Kudu shofars, sometimes called a “Yemenite shofar,” are certainly magnificent in appearance and can produce a wide range of tones, but are they kosher? Yemenite Jews generally adhere to the rulings of the Rambam, who maintained that any animal other than a sheep cannot be used for a shofar. How did the custom of using a kudu horn arise in Yemen?

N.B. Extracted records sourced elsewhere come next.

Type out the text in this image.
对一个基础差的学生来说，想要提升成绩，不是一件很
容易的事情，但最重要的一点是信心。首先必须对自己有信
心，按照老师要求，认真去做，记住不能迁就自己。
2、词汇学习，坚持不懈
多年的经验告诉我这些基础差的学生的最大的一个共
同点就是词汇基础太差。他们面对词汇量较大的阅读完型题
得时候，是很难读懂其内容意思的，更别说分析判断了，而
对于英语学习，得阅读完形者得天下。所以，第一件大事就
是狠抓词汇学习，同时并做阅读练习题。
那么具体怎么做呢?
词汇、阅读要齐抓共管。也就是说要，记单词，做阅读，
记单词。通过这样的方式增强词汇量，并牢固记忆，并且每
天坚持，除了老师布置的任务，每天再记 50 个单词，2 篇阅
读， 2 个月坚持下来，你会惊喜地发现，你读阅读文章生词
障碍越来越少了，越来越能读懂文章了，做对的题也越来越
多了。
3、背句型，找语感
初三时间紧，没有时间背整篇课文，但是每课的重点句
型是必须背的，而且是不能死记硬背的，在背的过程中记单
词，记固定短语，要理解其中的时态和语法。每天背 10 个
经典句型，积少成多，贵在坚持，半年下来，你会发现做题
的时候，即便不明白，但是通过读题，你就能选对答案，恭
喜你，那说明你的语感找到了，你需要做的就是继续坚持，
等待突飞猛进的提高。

Rabbi Amram Korach, the last chief rabbi of Yemen, suggests one answer: “The shofar of Rosh Hashana that they were accustomed to blowing was long and twisted, two or three twists, and its sound was pure and eerie. Some said that is was from an animal that was similar to sheep. Therefore they did not concern themselves with the [Rambam’s] stringency that only sheep horns are kosher, since they saw that this shofar beautifies the mitzva and its sound was greater than that of a sheep’s [i.e. ram’s] horn. To this very day they blow the mitzva blasts with this shofar, according to the rulings of the Geonim that all twisted shofars are kosher lechatchila” (Sa’aras Teiman, Jerusalem 1954, p. 99).
Ironically, it is more legitimate for non-Yemenite Jewish communities — which follow the Shulchan Aruch rather than the Rambam — to use a “Yemenite shofar” (i.e. a kudu horn) than for the Yemenite community.